Just when you think that California Pizza Kitchen (NASDAQ:CPKI) is cooling down, it comes back hotter than one of its Jamaican jerk chicken pies. The casual-dining chain with a knack for eclectic pizzas posted preliminary third-quarter results this morning.

Revenue climbed 13.5% to $162 million in the three months ended Sept. 30. Comps clocked in 3.5% higher, stacked atop an impressive 5.6% spurt the year before. In other words, the typical CPK eatery is generating 9.3% greater unit-level sales than it was two years ago.

The performance is a bit more robust than CPK's original expectations. Back in August, it told shareholders to expect comps to climb somewhere between 2% and 3%. It also projected quarterly profits per share of $0.03 to $0.04, after a $0.19 hit for store closures. CPK's now looking to snag a profit of $0.04 to $0.05 per share.

Don't let the closures scare you. CPK continues to expand. It's only been weak at its CPK/ASAP concept, where the company has tried to simplify its casual-dining core by stressing a limited menu served quickly, particularly for takeout orders.

Curbside pickup has been a big trend in the industry. Everyone from Cheesecake Factory (NASDAQ:CAKE) to IHOP (NYSE:IHP) is offering the ability to preorder meals and have them delivered to parked cars. Even if McDonald's (NYSE:MCD) never got Boston Market to work, and the typically sharp Brinker (NYSE:EAT) sputtered on Eatzi's, home meal replacement is still huge.
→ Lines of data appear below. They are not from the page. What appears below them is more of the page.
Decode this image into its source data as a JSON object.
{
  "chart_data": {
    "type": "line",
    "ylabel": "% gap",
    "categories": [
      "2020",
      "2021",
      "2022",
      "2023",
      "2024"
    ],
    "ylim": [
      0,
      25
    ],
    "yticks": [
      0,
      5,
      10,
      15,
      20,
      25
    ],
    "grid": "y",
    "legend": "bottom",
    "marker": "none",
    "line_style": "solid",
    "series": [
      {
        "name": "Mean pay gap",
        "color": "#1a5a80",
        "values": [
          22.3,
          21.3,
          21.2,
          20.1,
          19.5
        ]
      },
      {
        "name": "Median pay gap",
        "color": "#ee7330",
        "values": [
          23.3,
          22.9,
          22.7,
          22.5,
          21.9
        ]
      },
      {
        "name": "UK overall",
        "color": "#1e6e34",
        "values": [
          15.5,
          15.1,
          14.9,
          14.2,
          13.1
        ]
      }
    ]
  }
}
Convenience is a major plus, but CPK/ASAP may have taken things one step too far; CPK fans seem to be just fine with the takeout and curbside offerings at the company's namesake stores.

Now trading for less than 16 times next year's Wall Street profit target, the company is a compelling buy at this point. Comps keep growing, which can't be said for many of CPK's recently stumbling peers, such as Applebee's (NASDAQ:APPB) and P.F. Chang's (NASDAQ:PFCB).

More Jamacian than jerk, CPK is starting to look spicy again.